8 Unit De-commitment Algorithm

The standard OPF formulation described in the previous section has no mechanism for completely shutting down generators which are very expensive to operate. Instead they are simply dispatched at their minimum generation limits. Matpower includes the capability to run an optimal power flow combined with a unit de-commitment for a single time period, which allows it to shut down these expensive units and find a least cost commitment and dispatch. To run this for case30, for example, type:

>> runuopf('case30')

By default, runuopf is based on the AC optimal power flow problem. To run a DC OPF, the model option must be set to 'DC'. For convenience, Matpower provides a function runduopf which is simply a wrapper that sets the model option to 'DC' before calling runuopf.

Matpower uses an algorithm similar to dynamic programming to handle the de-commitment. It proceeds through a sequence of stages, where stage N  has N  generators shut down, starting with N  = 0  , as follows:

Step 1:
Begin at stage zero (N =  0  ), assuming all generators are on-line with all limits in place.
Step 2:
If the sum of the minimum generation limits for all on-line generators is less than the total system demand, then go to Step 3. Otherwise, go to the next stage, N =  N +  1  , shut down the generator whose average per-MW cost of operating at its minimum generation limit is greatest and repeat Step 2.
Step 3:
Solve a normal OPF. Save the solution as the current best.
Step 4:
Go to the next stage, N  = N  + 1  . Using the best solution from the previous stage as the base case for this stage, form a candidate list of generators with minimum generation limits binding. If there are no candidates, skip to Step 6.
Step 5:
For each generator on the candidate list, solve an OPF to find the total system cost with this generator shut down. Replace the current best solution with this one if it has a lower cost. If any of the candidate solutions produced an improvement, return to Step 4.
Step 6:
Return the current best solution as the final solution.

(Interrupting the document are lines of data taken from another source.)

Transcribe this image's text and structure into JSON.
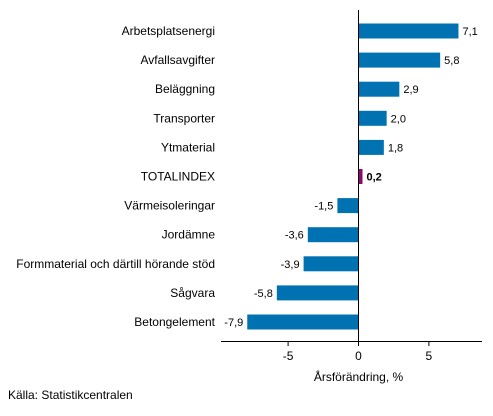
{
  "chart_data": {
    "type": "bar",
    "orientation": "horizontal",
    "categories": [
      "Arbetsplatsenergi",
      "Avfallsavgifter",
      "Beläggning",
      "Transporter",
      "Ytmaterial",
      "TOTALINDEX",
      "Värmeisoleringar",
      "Jordämne",
      "Formmaterial och därtill hörande stöd",
      "Sågvara",
      "Betongelement"
    ],
    "values": [
      7.1,
      5.8,
      2.9,
      2.0,
      1.8,
      0.2,
      -1.5,
      -3.6,
      -3.9,
      -5.8,
      -7.9
    ],
    "value_labels": [
      "7,1",
      "5,8",
      "2,9",
      "2,0",
      "1,8",
      "0,2",
      "-1,5",
      "-3,6",
      "-3,9",
      "-5,8",
      "-7,9"
    ],
    "highlight_category": "TOTALINDEX",
    "xlabel": "Årsförändring, %",
    "xticks": [
      -5,
      0,
      5
    ],
    "xtick_labels": [
      "-5",
      "0",
      "5"
    ],
    "xlim": [
      -9.5,
      8.6
    ],
    "grid": false,
    "colors": {
      "bar": "#0072b2",
      "highlight": "#8b0a6b",
      "axis": "#000000"
    }
  },
  "source": "Källa: Statistikcentralen"
}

It should be noted that the method employed here is simply a heuristic. It does not guarantee that the least cost commitment of generators will be found. It is also rather computationally expensive for larger systems and was implemented as a simple way to allow an OPF-based “smart-market”, such as described in Appendix F, the option to reject expensive offers while respecting the minimum generation limits on generators.